+1 for Stu Geiger's approach. I also like to take an ethnographic approach to understanding Wikipedia as a project/workspace/community. I used to conduct a *lot* of interviews with Wikipedia community members, and the best reference I've found for how to do ethnographic interviewing well is James Spradley's appropriately-named classic methods manual https://www.waveland.com/browse.php?t=688. If you're curious whether this is the right approach for you, you can find sample chapters of that work in various places on the web, like here (PDF http://faculty.washington.edu/stevehar/Spradley.pdf).
Jonathan
On Fri, Feb 4, 2022 at 9:20 AM Isaac Johnson isaac@wikimedia.org wrote:
I'd like to also call out the trace ethnography approach that R. Stuart Geiger and others have used to great effect in studying Wikipedia -- e.g., see https://stuartgeiger.com/trace-ethnography-hicss-geiger-ribes.pdf
On Fri, Feb 4, 2022 at 3:47 AM Pablo Aragón paragon@wikimedia.org wrote:
Hi Andrew,
Thanks for sharing this question and the two references. In the field of Computational Social Science, [1-3] are key references to me, I hope they inspire you too.
Best,
[1] Salganik, M. J. (2019). Bit by bit: Social research in the digital
age.
Princeton University Press. https://www.bitbybitbook.com
[2] González-Bailón, S. (2017). Decoding the social world: Data science
and
the unintended consequences of communication. MIT Press. https://mitpress.mit.edu/books/decoding-social-world
[3] Lazer, D. M., Pentland, A., Watts, D. J., Aral, S., Athey, S., Contractor, N., ... & Wagner, C. (2020). Computational social science: Obstacles and opportunities. Science, 369(6507), 1060-1062.
On Thu, Feb 3, 2022 at 5:28 PM Andrew Green agreen@wikimedia.org
wrote:
Hi all,
I hope this is the right place to ask this question!
I was wondering if folks who are doing (or are interested in) research about Wikipedia might like to share texts that they feel best describe the general research frameworks they use (or might like to use).

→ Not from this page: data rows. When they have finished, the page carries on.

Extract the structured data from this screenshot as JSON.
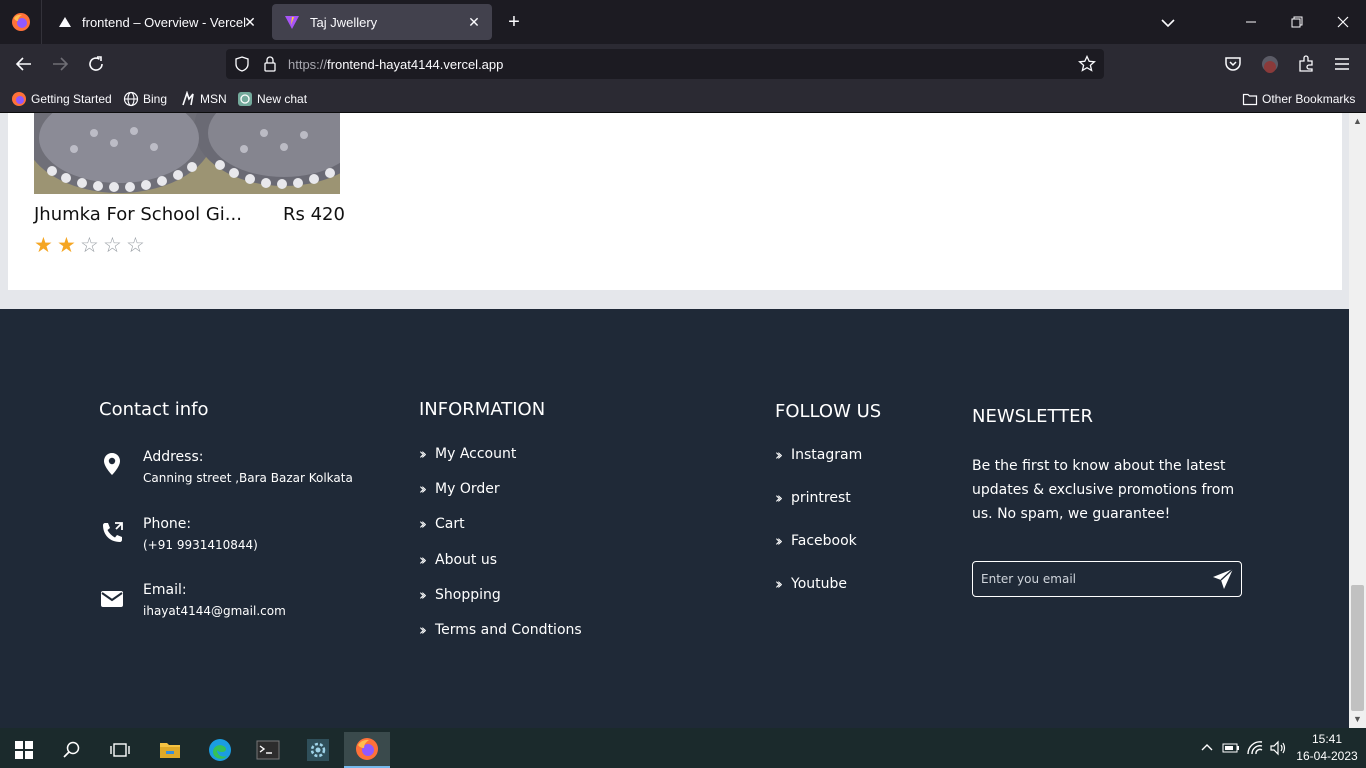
{
  "browser": {
    "tabs": [
      {
        "title": "frontend – Overview - Vercel",
        "close": "✕"
      },
      {
        "title": "Taj Jwellery",
        "close": "✕"
      }
    ],
    "new_tab": "+",
    "window_controls": {
      "minimize": "—",
      "restore": "❐",
      "close": "✕"
    },
    "url": {
      "scheme": "https://",
      "host": "frontend-hayat4144.vercel.app"
    },
    "bookmarks": [
      "Getting Started",
      "Bing",
      "MSN",
      "New chat"
    ],
    "other_bookmarks": "Other Bookmarks"
  },
  "product": {
    "name": "Jhumka For School Gi...",
    "price": "Rs 420",
    "rating": 2,
    "max_rating": 5
  },
  "footer": {
    "contact": {
      "heading": "Contact info",
      "items": [
        {
          "label": "Address:",
          "value": "Canning street ,Bara Bazar Kolkata",
          "icon": "location-pin-icon"
        },
        {
          "label": "Phone:",
          "value": "(+91 9931410844)",
          "icon": "phone-icon"
        },
        {
          "label": "Email:",
          "value": "ihayat4144@gmail.com",
          "icon": "mail-icon"
        }
      ]
    },
    "information": {
      "heading": "INFORMATION",
      "links": [
        "My Account",
        "My Order",
        "Cart",
        "About us",
        "Shopping",
        "Terms and Condtions"
      ]
    },
    "follow": {
      "heading": "FOLLOW US",
      "links": [
        "Instagram",
        "printrest",
        "Facebook",
        "Youtube"
      ]
    },
    "newsletter": {
      "heading": "NEWSLETTER",
      "text": "Be the first to know about the latest updates & exclusive promotions from us. No spam, we guarantee!",
      "placeholder": "Enter you email"
    }
  },
  "taskbar": {
    "time": "15:41",
    "date": "16-04-2023"
  },
  "colors": {
    "footer_bg": "#1f2937",
    "page_bg": "#e5e7eb",
    "star": "#f5a623"
  }
}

I'd love to hear about any texts you like, regardless of format (textbook, paper, general reference, blog post, etc.).
It seems a lot of work about Wikipedia uses approaches from Computational Social Science. The main references I have for that are [1] and [2].
I'm especially interested in links between Computational Social Science and frameworks from more traditional social sciences and cognitive
science.
Many thanks in advance!!!!! :) Cheers, Andrew
[1] Cioffi-Revilla, C. (2017) /Introduction to Computational Social Science. Principles and Applications. Second Edition./ Cham, Switzerland: Springer.
[2] Melnik, R. (ed.) (2015)/Mathematical and Computational Modeling. With Applications in Natural and Social Sciences, Engineering, and the Arts/. Hoboken, U.S.A.: Wiley.